Mendengar ucapanku tersebut, sontak Naya langsung mencoba menutupi
ketelanjangannya. Sepertinya Naya tidak sadar jika dia sedang tidak
memakai apa-apa. Meskipun dia tahu aku pernah melihat tubuh bugilnya,
sepertinya reflek untuk menutupi ketelanjangannya masih ada.
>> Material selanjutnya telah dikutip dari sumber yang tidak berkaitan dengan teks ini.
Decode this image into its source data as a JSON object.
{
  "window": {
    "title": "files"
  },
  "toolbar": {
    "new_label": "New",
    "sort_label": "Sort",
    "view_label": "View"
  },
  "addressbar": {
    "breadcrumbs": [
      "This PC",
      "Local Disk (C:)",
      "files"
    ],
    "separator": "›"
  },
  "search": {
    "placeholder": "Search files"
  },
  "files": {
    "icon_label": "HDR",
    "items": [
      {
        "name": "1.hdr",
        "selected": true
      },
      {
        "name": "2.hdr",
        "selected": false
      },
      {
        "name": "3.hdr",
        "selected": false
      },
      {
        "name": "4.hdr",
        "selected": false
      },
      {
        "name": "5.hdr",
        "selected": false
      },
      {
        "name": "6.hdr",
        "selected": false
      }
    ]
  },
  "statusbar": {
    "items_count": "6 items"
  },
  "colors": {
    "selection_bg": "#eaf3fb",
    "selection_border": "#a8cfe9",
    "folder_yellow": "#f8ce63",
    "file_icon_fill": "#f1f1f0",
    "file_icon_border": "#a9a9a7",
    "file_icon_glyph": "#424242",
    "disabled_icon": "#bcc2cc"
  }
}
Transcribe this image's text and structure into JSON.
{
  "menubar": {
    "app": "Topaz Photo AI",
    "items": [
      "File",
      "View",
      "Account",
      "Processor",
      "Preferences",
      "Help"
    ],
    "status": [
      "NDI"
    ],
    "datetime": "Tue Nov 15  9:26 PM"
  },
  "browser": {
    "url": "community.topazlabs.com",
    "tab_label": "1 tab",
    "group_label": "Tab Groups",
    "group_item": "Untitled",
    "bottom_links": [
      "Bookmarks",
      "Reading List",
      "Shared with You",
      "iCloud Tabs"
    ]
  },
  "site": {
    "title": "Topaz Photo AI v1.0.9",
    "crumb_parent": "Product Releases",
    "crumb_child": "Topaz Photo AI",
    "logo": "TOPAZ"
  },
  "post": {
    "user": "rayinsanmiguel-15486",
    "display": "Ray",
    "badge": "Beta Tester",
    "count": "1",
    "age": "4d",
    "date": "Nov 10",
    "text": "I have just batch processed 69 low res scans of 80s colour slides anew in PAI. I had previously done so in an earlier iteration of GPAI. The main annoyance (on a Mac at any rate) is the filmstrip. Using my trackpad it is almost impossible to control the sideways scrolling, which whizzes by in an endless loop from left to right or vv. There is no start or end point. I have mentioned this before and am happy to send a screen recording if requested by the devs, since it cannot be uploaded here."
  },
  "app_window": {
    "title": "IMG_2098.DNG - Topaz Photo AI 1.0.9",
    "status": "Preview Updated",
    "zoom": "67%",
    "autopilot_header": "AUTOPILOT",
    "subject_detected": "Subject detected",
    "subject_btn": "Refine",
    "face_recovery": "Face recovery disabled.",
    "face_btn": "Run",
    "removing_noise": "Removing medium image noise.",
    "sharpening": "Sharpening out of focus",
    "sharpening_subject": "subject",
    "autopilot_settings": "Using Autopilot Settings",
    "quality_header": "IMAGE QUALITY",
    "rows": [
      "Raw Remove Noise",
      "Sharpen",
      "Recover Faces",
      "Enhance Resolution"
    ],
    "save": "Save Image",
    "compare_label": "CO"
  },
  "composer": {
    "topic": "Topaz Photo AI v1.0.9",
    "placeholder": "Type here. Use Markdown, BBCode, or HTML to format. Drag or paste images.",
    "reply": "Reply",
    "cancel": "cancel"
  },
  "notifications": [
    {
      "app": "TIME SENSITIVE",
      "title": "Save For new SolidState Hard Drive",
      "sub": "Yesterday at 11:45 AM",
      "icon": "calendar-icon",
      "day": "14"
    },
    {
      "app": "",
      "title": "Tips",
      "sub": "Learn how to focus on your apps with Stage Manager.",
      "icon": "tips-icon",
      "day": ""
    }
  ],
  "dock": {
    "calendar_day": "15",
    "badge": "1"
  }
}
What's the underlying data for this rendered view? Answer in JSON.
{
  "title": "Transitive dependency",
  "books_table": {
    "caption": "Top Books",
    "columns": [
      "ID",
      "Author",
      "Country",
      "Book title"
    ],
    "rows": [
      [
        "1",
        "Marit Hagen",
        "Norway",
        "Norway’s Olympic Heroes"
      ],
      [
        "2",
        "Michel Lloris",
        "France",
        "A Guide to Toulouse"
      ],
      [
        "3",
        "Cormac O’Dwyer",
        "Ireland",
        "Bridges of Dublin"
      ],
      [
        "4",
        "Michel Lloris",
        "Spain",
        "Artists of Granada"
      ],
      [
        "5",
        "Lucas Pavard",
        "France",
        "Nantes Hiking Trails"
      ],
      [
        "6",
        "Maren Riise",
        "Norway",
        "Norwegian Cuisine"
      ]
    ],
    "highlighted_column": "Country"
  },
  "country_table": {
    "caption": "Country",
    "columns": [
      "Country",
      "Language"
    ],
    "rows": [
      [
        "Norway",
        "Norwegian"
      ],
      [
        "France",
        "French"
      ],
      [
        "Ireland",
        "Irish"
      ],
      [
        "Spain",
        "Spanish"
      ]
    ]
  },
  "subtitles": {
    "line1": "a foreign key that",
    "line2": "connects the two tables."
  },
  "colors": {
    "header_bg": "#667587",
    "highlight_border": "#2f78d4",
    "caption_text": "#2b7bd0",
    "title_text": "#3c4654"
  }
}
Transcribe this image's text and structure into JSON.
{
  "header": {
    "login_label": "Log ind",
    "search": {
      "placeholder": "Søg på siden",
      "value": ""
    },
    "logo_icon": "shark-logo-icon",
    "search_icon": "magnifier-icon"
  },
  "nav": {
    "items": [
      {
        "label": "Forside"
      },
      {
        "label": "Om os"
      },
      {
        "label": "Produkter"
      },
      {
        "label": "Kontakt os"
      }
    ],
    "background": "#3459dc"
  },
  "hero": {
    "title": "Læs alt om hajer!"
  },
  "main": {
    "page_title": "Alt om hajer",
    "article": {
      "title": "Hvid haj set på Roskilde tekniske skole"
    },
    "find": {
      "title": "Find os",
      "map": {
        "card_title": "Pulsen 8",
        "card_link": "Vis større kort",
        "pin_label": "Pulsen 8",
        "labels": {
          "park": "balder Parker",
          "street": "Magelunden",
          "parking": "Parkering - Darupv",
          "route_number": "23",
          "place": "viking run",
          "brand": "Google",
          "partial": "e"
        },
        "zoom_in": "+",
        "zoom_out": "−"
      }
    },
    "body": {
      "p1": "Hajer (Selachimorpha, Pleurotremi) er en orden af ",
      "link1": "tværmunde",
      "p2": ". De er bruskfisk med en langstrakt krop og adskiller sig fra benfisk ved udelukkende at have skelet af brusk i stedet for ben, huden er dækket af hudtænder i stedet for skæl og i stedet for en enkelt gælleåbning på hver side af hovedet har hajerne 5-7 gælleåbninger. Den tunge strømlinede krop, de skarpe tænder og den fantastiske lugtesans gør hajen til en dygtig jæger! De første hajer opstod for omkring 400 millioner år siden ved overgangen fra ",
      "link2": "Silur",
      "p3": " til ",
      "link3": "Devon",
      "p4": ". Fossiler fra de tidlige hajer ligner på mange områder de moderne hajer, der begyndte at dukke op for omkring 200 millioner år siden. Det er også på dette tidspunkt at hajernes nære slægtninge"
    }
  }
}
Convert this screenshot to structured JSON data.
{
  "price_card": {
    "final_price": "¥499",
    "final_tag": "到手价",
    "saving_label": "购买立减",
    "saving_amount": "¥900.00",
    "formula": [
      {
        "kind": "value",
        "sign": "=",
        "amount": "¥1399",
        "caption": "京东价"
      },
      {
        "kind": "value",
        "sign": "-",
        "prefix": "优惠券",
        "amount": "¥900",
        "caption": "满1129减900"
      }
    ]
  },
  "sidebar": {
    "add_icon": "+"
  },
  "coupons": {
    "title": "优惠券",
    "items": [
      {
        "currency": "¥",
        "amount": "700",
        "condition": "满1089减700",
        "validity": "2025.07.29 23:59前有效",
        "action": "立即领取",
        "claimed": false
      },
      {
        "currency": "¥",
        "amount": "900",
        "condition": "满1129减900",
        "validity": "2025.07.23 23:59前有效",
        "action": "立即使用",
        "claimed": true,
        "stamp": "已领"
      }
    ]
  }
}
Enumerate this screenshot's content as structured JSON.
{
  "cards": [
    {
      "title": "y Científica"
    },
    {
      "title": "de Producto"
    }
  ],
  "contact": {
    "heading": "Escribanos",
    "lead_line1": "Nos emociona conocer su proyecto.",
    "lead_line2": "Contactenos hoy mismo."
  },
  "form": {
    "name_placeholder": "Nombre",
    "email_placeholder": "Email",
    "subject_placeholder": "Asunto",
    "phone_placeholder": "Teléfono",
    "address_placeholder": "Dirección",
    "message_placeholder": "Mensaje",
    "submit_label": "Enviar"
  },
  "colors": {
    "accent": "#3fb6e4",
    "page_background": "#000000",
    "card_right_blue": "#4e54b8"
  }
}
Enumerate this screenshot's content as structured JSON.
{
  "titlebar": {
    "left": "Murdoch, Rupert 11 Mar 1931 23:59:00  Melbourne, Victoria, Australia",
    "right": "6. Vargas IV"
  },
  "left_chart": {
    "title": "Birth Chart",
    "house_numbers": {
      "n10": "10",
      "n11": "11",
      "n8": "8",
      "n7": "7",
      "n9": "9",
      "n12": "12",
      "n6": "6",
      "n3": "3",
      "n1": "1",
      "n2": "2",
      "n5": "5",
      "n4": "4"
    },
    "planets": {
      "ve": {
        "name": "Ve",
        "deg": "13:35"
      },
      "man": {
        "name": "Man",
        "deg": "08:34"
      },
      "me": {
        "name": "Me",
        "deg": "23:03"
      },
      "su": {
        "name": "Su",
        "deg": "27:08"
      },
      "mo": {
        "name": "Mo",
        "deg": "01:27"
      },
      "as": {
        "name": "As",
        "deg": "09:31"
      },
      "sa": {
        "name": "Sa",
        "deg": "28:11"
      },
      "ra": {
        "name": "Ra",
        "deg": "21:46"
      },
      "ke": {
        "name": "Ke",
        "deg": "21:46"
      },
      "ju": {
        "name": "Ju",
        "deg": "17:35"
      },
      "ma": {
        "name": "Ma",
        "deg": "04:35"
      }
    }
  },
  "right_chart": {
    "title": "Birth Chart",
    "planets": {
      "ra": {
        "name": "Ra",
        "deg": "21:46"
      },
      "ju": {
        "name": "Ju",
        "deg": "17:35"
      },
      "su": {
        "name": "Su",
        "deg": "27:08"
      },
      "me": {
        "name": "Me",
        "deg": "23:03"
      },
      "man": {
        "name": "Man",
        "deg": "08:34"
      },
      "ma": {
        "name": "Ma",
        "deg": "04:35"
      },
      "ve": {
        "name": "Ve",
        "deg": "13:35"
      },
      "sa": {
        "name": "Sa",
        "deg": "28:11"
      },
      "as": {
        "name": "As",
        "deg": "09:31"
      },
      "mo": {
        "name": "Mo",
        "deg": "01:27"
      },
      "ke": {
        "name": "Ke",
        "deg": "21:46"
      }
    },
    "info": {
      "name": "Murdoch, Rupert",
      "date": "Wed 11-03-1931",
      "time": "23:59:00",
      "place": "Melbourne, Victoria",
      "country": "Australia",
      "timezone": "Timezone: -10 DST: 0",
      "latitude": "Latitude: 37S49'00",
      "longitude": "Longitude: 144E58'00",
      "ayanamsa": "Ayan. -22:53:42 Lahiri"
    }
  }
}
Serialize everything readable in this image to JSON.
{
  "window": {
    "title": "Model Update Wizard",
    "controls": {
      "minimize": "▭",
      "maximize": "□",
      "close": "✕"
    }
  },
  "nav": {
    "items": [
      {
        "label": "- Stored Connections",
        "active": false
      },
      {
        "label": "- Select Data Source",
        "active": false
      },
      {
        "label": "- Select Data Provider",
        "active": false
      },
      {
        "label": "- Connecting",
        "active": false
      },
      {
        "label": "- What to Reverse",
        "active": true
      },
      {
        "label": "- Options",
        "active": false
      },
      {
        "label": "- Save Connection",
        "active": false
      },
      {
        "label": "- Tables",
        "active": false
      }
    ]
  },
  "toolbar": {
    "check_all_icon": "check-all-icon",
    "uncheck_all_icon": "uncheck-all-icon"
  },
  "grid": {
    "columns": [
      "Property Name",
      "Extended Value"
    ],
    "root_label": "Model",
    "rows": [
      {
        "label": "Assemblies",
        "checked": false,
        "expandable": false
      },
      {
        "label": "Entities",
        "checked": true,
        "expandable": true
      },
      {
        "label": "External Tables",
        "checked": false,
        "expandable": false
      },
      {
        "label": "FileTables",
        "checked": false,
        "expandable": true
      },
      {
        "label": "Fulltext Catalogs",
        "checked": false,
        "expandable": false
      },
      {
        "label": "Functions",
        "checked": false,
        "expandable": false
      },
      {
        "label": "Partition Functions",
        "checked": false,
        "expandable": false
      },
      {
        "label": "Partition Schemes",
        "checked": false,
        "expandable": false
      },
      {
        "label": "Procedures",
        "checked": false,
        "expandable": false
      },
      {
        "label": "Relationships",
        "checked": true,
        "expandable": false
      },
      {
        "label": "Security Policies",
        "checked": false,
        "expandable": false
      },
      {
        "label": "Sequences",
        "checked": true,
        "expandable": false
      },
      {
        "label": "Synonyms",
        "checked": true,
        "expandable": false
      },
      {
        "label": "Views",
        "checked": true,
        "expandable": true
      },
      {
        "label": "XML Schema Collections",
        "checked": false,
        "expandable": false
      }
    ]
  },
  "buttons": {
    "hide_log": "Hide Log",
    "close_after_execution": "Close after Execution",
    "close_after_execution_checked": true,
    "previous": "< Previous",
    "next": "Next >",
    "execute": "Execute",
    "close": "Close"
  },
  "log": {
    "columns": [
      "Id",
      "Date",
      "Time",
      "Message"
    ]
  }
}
Tangan
kanannya ia gunakan untuk menutupi kemaluannya, sedangkan tangan kirinya
mencoba untuk menutpi dadanya meskipun payudaranya masih terekspos
dengan jelas.
"Ee... anu... anu chan.... kamu tau kan kalo aku punya kebiasaan tidur gak pake baju....?" jawabnya.
"Ya kalo tidur sih boleh-boleh aja... tapi kalo keluar mbok ya pake baju
dulu... kamu kan gak sendiri disini..." kataku mencoba menasehatinya.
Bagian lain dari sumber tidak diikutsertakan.